The report points out that as of October 2021 less than 2% of the populations in Sudan and Zambia have been vaccinated. It also says too many specialist staff were mandated to return to the UK at a time when their skills were needed. Development staff were reallocated to work on consular issues for British nationals.

The ICAI commissioner, Sir Hugh Bayley, said: “The Covid-19 pandemic has reversed development gains made in many of the world’s poorest countries, pushing an additional 97 million people into extreme poverty.

“The UK’s early aid response was strong and made an important contribution to global efforts to develop vaccines. It is important that the government now builds on this to accelerate the supply of Covid-19 vaccines to developing countries and to ensure they are used to protect the most vulnerable people.”
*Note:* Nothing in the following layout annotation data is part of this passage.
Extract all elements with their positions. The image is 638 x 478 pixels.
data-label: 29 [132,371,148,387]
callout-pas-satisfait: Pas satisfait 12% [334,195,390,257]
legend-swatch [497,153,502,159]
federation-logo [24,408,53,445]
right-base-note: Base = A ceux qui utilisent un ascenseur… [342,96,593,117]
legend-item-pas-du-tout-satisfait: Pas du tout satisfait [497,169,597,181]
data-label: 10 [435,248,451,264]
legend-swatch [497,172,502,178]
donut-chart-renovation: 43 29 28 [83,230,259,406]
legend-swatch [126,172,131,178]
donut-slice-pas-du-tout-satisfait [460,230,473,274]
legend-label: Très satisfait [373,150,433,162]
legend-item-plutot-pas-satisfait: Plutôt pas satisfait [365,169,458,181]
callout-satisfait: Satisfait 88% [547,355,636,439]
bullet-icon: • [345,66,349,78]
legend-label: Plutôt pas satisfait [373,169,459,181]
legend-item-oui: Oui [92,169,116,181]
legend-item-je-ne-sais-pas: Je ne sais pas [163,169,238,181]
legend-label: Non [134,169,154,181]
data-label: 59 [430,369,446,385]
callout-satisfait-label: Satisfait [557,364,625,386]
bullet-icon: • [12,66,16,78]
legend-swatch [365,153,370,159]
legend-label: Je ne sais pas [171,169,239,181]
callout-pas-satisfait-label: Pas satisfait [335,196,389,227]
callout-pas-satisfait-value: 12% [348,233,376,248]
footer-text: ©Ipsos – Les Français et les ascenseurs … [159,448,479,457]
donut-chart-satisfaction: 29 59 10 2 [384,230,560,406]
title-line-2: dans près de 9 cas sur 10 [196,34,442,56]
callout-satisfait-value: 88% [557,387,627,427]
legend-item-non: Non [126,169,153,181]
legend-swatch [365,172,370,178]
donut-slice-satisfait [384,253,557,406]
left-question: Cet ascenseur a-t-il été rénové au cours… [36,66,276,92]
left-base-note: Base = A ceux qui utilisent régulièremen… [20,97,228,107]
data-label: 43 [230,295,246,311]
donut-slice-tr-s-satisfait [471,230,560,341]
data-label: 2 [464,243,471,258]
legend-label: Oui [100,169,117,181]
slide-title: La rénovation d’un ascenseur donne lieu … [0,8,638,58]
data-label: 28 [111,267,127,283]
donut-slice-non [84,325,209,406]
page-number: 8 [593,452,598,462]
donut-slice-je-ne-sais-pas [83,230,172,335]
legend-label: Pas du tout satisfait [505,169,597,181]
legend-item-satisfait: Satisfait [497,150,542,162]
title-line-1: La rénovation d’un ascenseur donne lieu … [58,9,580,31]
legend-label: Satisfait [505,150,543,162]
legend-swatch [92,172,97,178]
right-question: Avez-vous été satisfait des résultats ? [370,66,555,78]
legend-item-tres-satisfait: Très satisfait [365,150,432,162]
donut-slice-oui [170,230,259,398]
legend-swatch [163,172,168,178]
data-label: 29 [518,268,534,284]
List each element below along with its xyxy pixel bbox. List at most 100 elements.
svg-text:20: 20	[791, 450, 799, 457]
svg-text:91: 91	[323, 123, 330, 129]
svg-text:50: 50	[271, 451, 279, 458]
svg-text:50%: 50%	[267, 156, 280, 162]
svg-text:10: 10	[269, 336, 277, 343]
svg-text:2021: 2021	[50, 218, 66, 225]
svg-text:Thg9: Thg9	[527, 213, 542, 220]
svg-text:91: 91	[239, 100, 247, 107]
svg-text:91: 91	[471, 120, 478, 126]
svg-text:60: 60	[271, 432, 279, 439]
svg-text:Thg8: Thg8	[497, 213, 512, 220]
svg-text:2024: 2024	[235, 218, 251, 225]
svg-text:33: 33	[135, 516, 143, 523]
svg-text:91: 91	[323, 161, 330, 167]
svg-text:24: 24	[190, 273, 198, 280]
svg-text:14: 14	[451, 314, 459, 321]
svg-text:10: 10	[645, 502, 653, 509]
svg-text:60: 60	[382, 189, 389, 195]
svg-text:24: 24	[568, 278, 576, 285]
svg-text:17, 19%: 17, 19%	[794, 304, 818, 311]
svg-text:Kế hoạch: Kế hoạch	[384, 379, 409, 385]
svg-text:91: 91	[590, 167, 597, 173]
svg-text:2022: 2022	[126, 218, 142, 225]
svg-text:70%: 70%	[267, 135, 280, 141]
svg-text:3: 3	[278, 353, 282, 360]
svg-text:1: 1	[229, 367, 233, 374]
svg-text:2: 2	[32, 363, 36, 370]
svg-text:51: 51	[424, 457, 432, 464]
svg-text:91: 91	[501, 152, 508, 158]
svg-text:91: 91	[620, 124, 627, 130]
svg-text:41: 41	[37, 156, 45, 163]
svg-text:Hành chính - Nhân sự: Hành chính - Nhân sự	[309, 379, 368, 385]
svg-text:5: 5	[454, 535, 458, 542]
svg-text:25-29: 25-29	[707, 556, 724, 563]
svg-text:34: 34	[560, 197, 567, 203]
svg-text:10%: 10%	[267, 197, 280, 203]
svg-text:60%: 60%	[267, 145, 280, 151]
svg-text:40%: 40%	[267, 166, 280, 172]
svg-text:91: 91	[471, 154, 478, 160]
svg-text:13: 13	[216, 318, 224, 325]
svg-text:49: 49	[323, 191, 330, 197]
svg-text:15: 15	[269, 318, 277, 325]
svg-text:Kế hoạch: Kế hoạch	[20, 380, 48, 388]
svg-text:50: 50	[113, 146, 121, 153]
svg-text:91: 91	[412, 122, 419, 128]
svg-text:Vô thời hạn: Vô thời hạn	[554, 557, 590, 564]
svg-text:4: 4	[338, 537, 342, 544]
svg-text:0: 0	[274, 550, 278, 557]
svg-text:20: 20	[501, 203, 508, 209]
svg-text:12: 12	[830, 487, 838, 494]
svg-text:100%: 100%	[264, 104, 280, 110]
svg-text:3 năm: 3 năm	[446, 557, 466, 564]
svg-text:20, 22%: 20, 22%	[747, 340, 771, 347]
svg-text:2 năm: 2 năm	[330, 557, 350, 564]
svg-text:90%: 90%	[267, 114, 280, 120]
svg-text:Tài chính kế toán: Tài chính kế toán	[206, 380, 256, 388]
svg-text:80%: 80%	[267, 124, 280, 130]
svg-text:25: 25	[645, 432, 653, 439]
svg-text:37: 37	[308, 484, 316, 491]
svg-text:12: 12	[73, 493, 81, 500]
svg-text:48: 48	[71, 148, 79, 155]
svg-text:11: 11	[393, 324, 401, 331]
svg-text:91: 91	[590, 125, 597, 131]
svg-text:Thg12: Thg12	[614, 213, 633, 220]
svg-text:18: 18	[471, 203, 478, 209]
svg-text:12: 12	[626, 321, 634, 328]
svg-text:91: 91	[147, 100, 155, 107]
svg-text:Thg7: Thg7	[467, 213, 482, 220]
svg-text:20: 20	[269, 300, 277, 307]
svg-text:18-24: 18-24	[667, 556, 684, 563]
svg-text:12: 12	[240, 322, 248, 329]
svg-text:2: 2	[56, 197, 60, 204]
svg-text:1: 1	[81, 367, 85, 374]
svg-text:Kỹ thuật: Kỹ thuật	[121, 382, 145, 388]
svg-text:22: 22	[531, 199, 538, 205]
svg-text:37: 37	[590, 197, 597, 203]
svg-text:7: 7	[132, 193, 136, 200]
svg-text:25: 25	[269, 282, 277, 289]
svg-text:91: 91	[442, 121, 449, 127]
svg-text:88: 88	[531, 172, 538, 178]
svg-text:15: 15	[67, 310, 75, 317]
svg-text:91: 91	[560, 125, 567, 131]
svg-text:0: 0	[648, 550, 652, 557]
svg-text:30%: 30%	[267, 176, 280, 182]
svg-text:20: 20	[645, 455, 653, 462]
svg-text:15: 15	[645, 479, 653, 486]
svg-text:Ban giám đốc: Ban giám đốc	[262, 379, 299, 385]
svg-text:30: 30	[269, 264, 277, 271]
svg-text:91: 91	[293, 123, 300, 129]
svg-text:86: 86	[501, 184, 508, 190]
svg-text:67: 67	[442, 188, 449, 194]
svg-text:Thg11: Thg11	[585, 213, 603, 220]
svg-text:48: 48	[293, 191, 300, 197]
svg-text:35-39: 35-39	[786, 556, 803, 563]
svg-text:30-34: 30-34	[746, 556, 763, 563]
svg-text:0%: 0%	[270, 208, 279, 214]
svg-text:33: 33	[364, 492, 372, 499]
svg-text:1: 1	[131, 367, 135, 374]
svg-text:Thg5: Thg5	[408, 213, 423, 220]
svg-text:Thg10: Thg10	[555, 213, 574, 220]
The report says ministers pivoted funds and rapidly allocated £733m of UK aid by mid-April 2020, making the UK one of the largest donors during the early phase of the international response.

But it says the distribution of vaccines to poor countries has been disappointing and this, coupled with the challenges of delivery within vulnerable countries, “highlights the need for the UK to continue to build on its initial investment”.